Metta Center

Hildegard Goss-Mayr

Together with her husband Jean, Hildegard provided significant nonviolent training and organizational expertise to the Philippines People Power movement and nonviolent campaigns throughout Latin America. She is a member of IFOR and could be viewed as a Gandhian (principled) nonviolent activist/trainer. She has written important books about nonviolence and her own experiences, thus contributing to interpretation. She is seen by many as an important leader in the creation of a growing nonviolent culture.

Otpor

A student-led Serbian uprising, Otpor (“resistance”) led to the overthrow of dictator Slobodan Milošević in 2000. The campaign–almost entirely obstructive program–was carefully planned with assistance from Gene Sharp and his colleagues. Otpor involved a long-term consciousness raising effort with graffiti, flyers, billboards, a rock concert, and nonviolent direct action including various forms of civil disobedience, trade union organizing, preparations to combat electoral fraud, a massive strike, and finally a national convergence of hundreds of thousands on the capital building. The movement was one of strategic, rather than principled, nonviolence – little concern seemed to be displayed (as documented in video footage) for changing the heart of the oppressor, but instead for gaining political power and deposing the regime by any nonviolent means necessary. It has led to other similar campaigns in Eastern Europe, such as Ukraine’s Orange Revolution. Uniquely, the leaders of Otpor have formed an organization called CANVAS to “export” lessons learned to other would-be nonviolent revolutionaries.

Film: “Bringing Down a Dictator”

Radical Pacifism

A U.S. nonviolent movement of conscientious objectors who refused to fight in any war and took active steps to undermine the war system. Radical pacifism began in opposition to World War II, when A.J. Muste, David Dellinger, John Yoder, and others refused to fight in “the good war.” Some objectors believed it was acceptable to serve in an ambulance corp., others refused to take part in the war system in any way and instead requested an alternative service regiment (which in some cases involved being subjected to torturous medical experiments and near-starvation). While in jail, Dellinger and others were successful in a strike that resulted in desegregation of their prison years before the advent of the Civil Rights Movement. They also worked to reform the dehumanizing psychiatric hospital system. Later, radical pacifists took action against the Vietnam War and skirted the nonviolence line with some forms of property destruction (burning of draft files).

Film: “The Good War and Those Who Refused to Fight It”

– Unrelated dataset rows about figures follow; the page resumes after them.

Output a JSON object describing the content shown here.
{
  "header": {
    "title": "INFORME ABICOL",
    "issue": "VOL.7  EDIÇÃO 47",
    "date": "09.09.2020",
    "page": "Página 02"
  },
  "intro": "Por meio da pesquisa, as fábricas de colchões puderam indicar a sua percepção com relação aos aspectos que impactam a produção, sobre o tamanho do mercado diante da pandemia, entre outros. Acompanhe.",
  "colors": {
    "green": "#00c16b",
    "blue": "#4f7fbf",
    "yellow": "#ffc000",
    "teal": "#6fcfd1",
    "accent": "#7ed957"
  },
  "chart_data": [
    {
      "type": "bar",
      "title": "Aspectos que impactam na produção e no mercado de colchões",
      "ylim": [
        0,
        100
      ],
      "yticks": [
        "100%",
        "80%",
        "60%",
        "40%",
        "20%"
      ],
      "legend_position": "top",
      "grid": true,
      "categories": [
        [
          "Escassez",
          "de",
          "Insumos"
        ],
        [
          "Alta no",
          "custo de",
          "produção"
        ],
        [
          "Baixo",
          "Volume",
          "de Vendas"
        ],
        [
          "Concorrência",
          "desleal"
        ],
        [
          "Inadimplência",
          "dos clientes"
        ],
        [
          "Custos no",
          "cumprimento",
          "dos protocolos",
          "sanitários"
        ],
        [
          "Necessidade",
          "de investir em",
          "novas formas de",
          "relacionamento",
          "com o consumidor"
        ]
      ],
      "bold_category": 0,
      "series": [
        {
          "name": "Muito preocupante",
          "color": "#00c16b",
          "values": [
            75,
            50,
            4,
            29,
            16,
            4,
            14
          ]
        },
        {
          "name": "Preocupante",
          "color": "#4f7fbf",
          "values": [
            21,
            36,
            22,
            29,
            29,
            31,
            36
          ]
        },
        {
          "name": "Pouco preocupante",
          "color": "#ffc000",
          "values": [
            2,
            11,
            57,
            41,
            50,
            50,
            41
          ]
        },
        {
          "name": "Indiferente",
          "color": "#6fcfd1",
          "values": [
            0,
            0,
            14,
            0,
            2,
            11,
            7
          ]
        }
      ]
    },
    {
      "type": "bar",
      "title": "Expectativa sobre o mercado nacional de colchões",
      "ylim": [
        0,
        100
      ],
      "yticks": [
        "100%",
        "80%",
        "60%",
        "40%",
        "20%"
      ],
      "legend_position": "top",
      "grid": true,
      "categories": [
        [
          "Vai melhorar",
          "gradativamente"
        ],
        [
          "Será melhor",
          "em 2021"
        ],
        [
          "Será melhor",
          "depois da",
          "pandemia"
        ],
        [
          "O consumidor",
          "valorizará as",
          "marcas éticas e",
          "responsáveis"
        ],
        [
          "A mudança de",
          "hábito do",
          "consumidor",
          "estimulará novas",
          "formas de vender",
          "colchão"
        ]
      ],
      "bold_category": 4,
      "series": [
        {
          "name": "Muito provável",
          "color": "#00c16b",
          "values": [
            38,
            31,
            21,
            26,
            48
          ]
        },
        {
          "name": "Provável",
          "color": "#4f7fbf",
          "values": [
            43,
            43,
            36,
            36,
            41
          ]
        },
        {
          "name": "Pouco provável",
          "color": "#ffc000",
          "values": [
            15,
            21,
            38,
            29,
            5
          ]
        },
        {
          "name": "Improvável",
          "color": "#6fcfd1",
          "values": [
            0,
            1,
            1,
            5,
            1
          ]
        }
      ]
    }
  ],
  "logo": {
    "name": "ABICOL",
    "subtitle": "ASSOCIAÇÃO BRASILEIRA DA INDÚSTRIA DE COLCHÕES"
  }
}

Third Party Nonviolent Intervention

Third Party Nonviolent Intervention (TPNI) is the name that has arisen for the age-old practice of an outside party intervening in a conflict in an effort to open the space for reconciliation, peacemaking, and peacebuilding. Some services of the TPNI actor can include witnessing, accompaniment, monitoring, interposition, offering good offices, and rumor abatement. Because the nonviolent intervener is not one of the “dehumanized others,” s/he has a chance to be seen as trustworthy and not an object of violence. Even the most rabid militants often hesitate to inflict violence on a member of the international community, both for pragmatic reasons -– any attack could generate unwanted media attention — and because the (often unexpected) presence of a third party helps to break up the inevitable polarization of ’self’ and ‘other’ that conflict causes and on which it depends. Perhaps most importantly, by risking life and comfort to protect an intended victim of violence, the third party helps to rehumanize that victim in the eyes of the would-be attacker.
In the modern period, TPNI emerged from Gandhi’s ‘peace army’ (shanti sena) and from increasing human rights and humanitarian interventions that have gained momentum since the 1980s. Peace Brigades International (founded in 1980) has played an important role, along with Christian Peacemaker Teams, Witness for Peace, and Michigan Peacemaker Teams (with most of its efforts concentrated in the local region). Today Nonviolent Peaceforce is building TPNI into a global entity. TPNI has been practiced with varying degrees of success in places like Colombia, Palestine, the US/Mexico border, and Sri Lanka. TPNI stands in contrast to the standard U.N. armed peacekeeping model – in fact, some practitioners of TPNI state that nonviolent interposition can act as a full replacement for armed peacekeeping. TPNI is supported in legal frameworks by the concept of the “right to intervene” (droit d’ingérence). Many feel that, alongside the related Civilian-Based Defense, TPNI shows that there is a nonviolent alternative to war.

Alay Dangal

A Philippine term for active nonviolence, alay dangal means “to offer dignity.” Although the expression only came into limited use during the Philippines People Power movement, many of the people’s actions were quite representative of this ideal. By treating dictator Marcos’ soldiers as fellow human beings who were suffering under an oppressive regime and by offering them food and water and pleasant conversation, the Filipinos who led the uprising, which culminated in the EDSA nonviolent moment, exemplified the nonviolent drive to connect with the dignity of the “other.”